Researchers at MIT and elsewhere have significantly boosted the output from a system that can extract drinkable water directly from the air even in dry areas, using heat from the sun or another source.
The machine, which builds on a design initially developed three years ago at MIT by members of the identical team, brings the process closer to something that could develop into a practical drinkable water source for remote regions with limited access to water and electricity. The findings have been described in the journal Joule, at a paper by Professor Evelyn Wang, who is head of MIT’s Department of Mechanical Engineering; graduate student Alina LaPotin; and six others at MIT and in Korea and Utah.
The previous apparatus exhibited by Wang and her co-workers supplied a proof of concept for the system, which exerts a temperature difference within the apparatus to permit an adsorbent material — which collects liquid on its surface — to draw moisture in the atmosphere during the night and release it the next day. When the substance is heated by sunlight, the difference in temperatures between the heated top and the shaded underside leaves the drinkable water release back out of this adsorbent material. The water then gets condensed onto a collection plate.
That apparatus required the use of technical materials called metal organic frameworks, or MOFs, that can be costly and limited in distribution, along with the system’s water output was not enough for a practical system. Now, by integrating a second period of desorption and moisture, and by using a readily accessible adsorbent material, the device’s output continues to be significantly improved, and its scalability as a possibly widespread product is significantly improved, the investigators state.
Wang says that the team believed that “It’s great to have a small prototype, but how can we get it into a more scalable form?” The newest advances in design and materials have led to progress in this direction.
Instead of this MOFs, the new layout utilizes an adsorbent material called zeolite, which in this case is composed of a microporous iron aluminophosphate. The substance is widely accessible, secure, and has the right adsorbent properties to provide an efficient water manufacturing system based just on average day-night temperature fluctuations and heating with sunlight.

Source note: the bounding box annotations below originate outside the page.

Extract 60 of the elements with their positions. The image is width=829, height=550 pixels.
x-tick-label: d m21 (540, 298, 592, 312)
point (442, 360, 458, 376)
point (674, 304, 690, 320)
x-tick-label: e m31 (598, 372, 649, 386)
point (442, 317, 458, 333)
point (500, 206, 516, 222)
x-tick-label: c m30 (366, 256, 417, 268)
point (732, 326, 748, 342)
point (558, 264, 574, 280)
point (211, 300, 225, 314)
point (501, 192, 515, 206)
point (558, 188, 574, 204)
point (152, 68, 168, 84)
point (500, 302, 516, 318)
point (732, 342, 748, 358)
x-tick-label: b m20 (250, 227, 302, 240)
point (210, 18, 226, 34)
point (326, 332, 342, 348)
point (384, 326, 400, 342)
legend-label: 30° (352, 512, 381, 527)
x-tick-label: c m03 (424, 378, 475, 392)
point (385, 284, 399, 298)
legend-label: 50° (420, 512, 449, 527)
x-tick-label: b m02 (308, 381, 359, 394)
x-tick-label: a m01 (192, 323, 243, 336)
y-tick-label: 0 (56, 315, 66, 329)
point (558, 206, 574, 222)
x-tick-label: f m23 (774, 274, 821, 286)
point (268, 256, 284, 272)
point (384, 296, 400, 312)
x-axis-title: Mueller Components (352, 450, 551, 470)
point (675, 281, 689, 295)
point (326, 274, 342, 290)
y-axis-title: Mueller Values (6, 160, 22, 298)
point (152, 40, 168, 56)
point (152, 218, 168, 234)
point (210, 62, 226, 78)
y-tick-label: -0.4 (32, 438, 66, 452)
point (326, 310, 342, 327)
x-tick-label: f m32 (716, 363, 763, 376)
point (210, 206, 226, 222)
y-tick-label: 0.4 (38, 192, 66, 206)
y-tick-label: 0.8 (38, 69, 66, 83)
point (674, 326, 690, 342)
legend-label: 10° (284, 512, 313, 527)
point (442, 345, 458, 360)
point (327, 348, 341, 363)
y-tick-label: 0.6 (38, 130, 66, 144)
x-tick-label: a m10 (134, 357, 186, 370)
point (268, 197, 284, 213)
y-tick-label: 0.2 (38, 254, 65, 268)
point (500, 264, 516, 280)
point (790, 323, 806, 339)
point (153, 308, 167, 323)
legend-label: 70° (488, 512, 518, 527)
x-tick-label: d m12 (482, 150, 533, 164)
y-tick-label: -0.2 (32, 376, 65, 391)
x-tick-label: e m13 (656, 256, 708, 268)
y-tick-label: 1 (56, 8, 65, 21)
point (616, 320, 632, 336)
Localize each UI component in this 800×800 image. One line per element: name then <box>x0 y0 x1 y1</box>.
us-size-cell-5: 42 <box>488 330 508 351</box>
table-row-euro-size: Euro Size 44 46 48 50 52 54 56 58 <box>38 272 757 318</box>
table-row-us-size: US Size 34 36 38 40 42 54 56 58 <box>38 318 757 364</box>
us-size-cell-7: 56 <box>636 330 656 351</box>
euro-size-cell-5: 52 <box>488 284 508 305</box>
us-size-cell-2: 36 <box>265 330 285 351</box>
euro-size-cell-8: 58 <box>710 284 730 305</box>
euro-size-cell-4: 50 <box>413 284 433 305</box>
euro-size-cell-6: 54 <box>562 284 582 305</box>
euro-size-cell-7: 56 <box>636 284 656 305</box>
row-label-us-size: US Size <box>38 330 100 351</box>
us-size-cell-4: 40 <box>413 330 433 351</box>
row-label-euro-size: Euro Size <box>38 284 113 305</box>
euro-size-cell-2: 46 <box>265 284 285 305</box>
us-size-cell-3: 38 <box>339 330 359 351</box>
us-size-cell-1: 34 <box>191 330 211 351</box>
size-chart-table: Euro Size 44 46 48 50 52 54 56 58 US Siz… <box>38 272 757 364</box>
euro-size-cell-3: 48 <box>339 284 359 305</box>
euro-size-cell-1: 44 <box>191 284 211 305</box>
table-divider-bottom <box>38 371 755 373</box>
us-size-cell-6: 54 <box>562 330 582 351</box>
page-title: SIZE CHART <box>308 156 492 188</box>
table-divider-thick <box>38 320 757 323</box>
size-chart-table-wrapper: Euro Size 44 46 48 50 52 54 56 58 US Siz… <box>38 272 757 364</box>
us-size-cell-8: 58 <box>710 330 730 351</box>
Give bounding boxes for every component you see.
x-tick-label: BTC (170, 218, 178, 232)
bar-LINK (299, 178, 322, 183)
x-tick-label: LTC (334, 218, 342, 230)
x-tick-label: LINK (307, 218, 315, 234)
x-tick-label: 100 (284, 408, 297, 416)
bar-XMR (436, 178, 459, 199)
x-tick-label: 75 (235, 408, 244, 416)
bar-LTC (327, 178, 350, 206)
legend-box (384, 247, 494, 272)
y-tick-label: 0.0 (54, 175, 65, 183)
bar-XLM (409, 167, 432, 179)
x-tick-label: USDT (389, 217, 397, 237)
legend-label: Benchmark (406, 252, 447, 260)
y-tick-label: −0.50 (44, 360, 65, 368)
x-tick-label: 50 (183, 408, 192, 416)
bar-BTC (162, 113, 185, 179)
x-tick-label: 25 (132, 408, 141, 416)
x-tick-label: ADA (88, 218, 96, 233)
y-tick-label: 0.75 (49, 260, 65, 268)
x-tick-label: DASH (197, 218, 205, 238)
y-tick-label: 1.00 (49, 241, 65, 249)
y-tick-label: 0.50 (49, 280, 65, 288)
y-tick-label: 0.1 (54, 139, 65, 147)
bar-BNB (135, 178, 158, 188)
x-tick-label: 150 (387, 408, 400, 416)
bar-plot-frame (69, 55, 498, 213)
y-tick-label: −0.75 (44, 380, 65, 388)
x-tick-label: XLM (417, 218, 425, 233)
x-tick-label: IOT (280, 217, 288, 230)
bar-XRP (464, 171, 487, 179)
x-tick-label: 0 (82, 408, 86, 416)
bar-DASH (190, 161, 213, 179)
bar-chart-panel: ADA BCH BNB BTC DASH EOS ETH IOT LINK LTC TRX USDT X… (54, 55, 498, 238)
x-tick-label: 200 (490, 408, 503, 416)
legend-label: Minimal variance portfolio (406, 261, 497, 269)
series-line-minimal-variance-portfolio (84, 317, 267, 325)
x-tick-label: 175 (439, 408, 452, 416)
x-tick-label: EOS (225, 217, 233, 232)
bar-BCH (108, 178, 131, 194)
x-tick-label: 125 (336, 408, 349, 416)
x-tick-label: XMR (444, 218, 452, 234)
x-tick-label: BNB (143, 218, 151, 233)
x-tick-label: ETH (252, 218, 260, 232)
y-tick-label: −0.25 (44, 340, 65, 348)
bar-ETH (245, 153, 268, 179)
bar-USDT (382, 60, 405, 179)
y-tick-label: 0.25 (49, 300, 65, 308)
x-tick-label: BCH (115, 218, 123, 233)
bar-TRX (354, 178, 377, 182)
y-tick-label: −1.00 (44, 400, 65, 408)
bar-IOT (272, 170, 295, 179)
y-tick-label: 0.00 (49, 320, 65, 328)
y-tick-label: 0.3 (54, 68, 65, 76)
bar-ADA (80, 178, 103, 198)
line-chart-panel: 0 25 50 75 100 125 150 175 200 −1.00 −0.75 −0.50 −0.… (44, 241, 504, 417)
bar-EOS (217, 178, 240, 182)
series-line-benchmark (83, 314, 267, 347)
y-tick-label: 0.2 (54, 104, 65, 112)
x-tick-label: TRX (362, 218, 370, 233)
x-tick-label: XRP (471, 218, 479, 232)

The two-stage design developed by LaPotin makes smart use of this heat that is created whenever water changes phase. The sun’s warmth is collected by a solar absorber plate at the top of the box-like system and warms the zeolite, releasing the moisture the material has captured overnight. This vapor condenses on a collector plate — a process which releases heat too. The collector plate includes a copper sheet directly over and connected with the next zeolite layer, in which the heat of condensation is used to release the vapor from that succeeding layer. Droplets of water accumulated from each of these two layers could be funneled together into a tank.
In the process, the overall productivity of this machine, in relation to its possible liters per day per square meter of solar collecting area (LMD), is approximately doubled compared to the earlier version, although accurate rates depend on local temperature variations, solar flux, and humidity levels. In the initial prototype of the new system, analyzed on a rooftop in MIT before the pandemic restrictions, the device produced water at a rate “orders of magnitude” greater that the earlier version, Wang says.
While comparable two-stage systems have been used for additional applications Such as desalination, Wang says, “I think no one has really pursued this avenue” of using such a system for atmospheric drinkable water harvesting (AWH), as these technologies are known.
But both have significant constraints. Fog harvesting only functions with 100 percent relative humidity, and is presently used only in a few coastal deserts, while dew harvesting demands energy-intensive pipes to provide cold surfaces for moisture to condense on — and requires humidity of 50 percent, based on the ambient temperatures.
By comparison, the new system may work at humidity levels as low as 20 percent and needs no energy input other than sunlight or any other available source of low-grade heat.
LaPotin says that the secret is that this two-stage structure; today that its effectiveness was shown, people can search for much better adsorbent materials that may further push the production rates. The present production rate of approximately 0.8 gallons of water per square meter every day may be adequate for some applications, but when this speed could be made better with some further fine-tuning and materials choices, this could become practical on a large scale, she says. Already, materials are in development that have an adsorption about five times greater than this specific zeolite and may lead to a corresponding growth in water output, according to Wang.
The team continues focus on optimizing the materials and design of the device and adapting it to particular programs, like military programs. The two-stage system may also Be adapted to other kinds of drinkable water harvesting methods that use multiple thermal cycles daily, fed with a different heat source rather than sun, and therefore can generate higher daily outputs.